Tuesday, August 13, 2013

Give Us This Day our Daily Bread


Today I am going to claim an old preacher’s trick and change up the Gospel reading just a bit.   I want to back up to a piece of Luke that we just skipped over between last week and this week.  Remember last week when we read about the Rich Fool?  This is what actually follows that:
Luke 12:22-34
 He said to his disciples, ‘Therefore I tell you, do not worry about your life, what you will eat, or about your body, what you will wear. For life is more than food, and the body more than clothing. Consider the ravens: they neither sow nor reap, they have neither storehouse nor barn, and yet God feeds them. Of how much more value are you than the birds! And can any of you by worrying add a single hour to your span of life? If then you are not able to do so small a thing as that, why do you worry about the rest? Consider the lilies, how they grow: they neither toil nor spin; yet I tell you, even Solomon in all his glory was not clothed like one of these. But if God so clothes the grass of the field, which is alive today and tomorrow is thrown into the oven, how much more will he clothe you—you of little faith! And do not keep striving for what you are to eat and what you are to drink, and do not keep worrying. For it is the nations of the world that strive after all these things, and your Father knows that you need them. Instead, strive for his kingdom, and these things will be given to you as well. ‘Do not be afraid, little flock, for it is your Father’s good pleasure to give you the kingdom. Sell your possessions, and give alms. Make purses for yourselves that do not wear out, an unfailing treasure in heaven, where no thief comes near and no moth destroys.
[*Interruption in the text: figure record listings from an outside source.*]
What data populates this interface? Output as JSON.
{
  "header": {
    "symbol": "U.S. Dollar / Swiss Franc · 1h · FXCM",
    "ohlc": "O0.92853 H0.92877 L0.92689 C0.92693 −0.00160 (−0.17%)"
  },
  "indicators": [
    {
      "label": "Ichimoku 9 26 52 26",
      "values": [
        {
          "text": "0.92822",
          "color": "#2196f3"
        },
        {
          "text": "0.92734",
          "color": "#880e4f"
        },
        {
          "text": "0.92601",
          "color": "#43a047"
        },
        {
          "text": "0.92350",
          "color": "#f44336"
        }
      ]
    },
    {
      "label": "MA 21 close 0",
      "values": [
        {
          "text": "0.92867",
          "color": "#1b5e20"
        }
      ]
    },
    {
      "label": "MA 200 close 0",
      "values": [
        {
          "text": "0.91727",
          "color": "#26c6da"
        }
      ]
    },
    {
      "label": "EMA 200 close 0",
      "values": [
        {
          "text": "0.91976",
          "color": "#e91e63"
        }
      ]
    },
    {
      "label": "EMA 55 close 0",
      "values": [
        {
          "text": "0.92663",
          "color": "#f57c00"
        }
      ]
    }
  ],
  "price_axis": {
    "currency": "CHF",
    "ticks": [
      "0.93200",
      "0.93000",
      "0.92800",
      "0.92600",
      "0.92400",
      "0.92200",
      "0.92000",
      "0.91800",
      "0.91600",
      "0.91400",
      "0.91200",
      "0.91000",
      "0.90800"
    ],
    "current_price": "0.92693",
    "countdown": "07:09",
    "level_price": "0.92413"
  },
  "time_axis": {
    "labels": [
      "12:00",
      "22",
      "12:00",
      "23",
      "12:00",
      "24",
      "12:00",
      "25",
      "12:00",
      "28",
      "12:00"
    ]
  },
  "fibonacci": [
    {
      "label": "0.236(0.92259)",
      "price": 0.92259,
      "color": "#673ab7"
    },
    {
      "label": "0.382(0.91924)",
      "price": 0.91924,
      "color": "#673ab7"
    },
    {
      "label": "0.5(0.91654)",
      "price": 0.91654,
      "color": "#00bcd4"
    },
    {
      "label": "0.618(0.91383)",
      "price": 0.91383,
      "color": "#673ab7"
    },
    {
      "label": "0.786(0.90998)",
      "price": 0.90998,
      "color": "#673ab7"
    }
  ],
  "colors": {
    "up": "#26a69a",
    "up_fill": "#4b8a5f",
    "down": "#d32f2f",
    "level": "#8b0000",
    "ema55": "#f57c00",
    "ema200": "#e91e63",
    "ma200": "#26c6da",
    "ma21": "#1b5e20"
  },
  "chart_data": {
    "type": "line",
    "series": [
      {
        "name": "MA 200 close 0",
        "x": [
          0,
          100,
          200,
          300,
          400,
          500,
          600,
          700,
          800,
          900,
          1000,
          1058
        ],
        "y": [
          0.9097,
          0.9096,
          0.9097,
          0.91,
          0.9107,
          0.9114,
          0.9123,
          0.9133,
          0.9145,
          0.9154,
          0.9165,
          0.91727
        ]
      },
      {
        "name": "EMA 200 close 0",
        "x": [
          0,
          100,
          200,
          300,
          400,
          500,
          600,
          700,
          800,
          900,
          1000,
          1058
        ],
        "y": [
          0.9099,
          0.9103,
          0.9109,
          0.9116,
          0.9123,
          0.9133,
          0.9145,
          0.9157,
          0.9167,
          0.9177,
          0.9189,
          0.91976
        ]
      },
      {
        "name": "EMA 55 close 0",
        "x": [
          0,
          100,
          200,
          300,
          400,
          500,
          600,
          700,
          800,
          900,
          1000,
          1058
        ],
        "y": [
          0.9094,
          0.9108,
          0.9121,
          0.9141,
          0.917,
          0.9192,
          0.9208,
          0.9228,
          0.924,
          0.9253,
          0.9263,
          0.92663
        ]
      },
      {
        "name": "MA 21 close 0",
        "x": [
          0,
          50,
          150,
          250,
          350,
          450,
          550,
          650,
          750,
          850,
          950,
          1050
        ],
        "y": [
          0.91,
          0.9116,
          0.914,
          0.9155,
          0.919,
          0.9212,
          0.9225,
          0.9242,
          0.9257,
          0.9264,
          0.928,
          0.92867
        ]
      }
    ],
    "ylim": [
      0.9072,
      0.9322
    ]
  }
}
For where your treasure is, there your heart will be also.

You heard the last bit in today’s gospel lesson and then the story of the watchful slaves.  In every Bible I own that has headings, the text is broken into the Do Not Worry with the Where your treasure is, there your heart will be also – and the watchful slaves is a stand-alone story that follows.  I would love to find the notes on how those who put the Lectionary together divided and combined sections. 

Every time I hear the “Where your treasure is, there your heart will be also,” I think of Dumbledore.  I was so surprised when the boys and I were reading the Harry Potter books to find a Scripture quote.  It was in The Deathly Hallows, and it was the inscriptions on a gravestone. 

Today also, we have our piece of the Lord’s Prayer to factor in – Give us this day our daily bread.  Do you see now why I am reading a different part of the Gospel?  Episcopalians, Anglicans, do not talk a lot about Divine Providence per se.  Calvinists (Presbyterians) and Lutherans have a lot more developed and formal theology about Divine Providence.  The idea found in the reading I read – the idea that God will provide for our true needs.  As Anglicans, we have a core belief in Divine Providence – we have it is out prayers all the time “O God our times are in your hand,” “O God you have so consecrated the covenant of marriage…send your blessing” & Pg 840, #9 For the Harvest. 

In this prayer: “give us this day our daily bread” – there are different interpretations:
Give us each day what we need for sustenance – Providence - Lukan
Give us today tomorrow’s bread – Eschatalogical – Matthew
One is physical – like the feeding of the 5000, one is spiritual – Man Cannot live by bread alone. 

We all know there are differences between what we want and what we need – I have this conversation every year at this time with my children about school clothes and school supplies.  Give us this bread is asking for our needs to be met – not necessarily our desires.  We have other places when we pray for those to be sorted out, “Almighty God to you all hearts are open all desires known” is Cranmer’s way for us to corporately ask God to help us sort out need from desire, to help us bring order to the chaos.

I sometimes think those with less are better at sorting want from need because they have to be.  However, I wonder if this part of the Lord’s Prayer might also invite us to enter into God’s work of making sure those without daily bread get some.  How can we not only trust in God’s providence but also become God’s hands and feet in providing for those who cannot provide for themselves – be Kingdom-bearers?

The last part to consider is the bread we find here – at the altar – the body of Christ, the bread of heaven.  We approach with empty hands and are fed the bread, which gives not everlasting life, for solace and strength, for pardon and renewal.  Who is missing around this table – who should we be inviting?  How can we be more inviting to provide the bread the world so desperately needs?

Here’s you assignment for this week’s prayer challenge: every single meal – every place you are, give thanks and ask God to order your wants and needs for that day.  Let me know how that goes for you – I love swapping stories and hearing about God’s voice in your life.  Amen.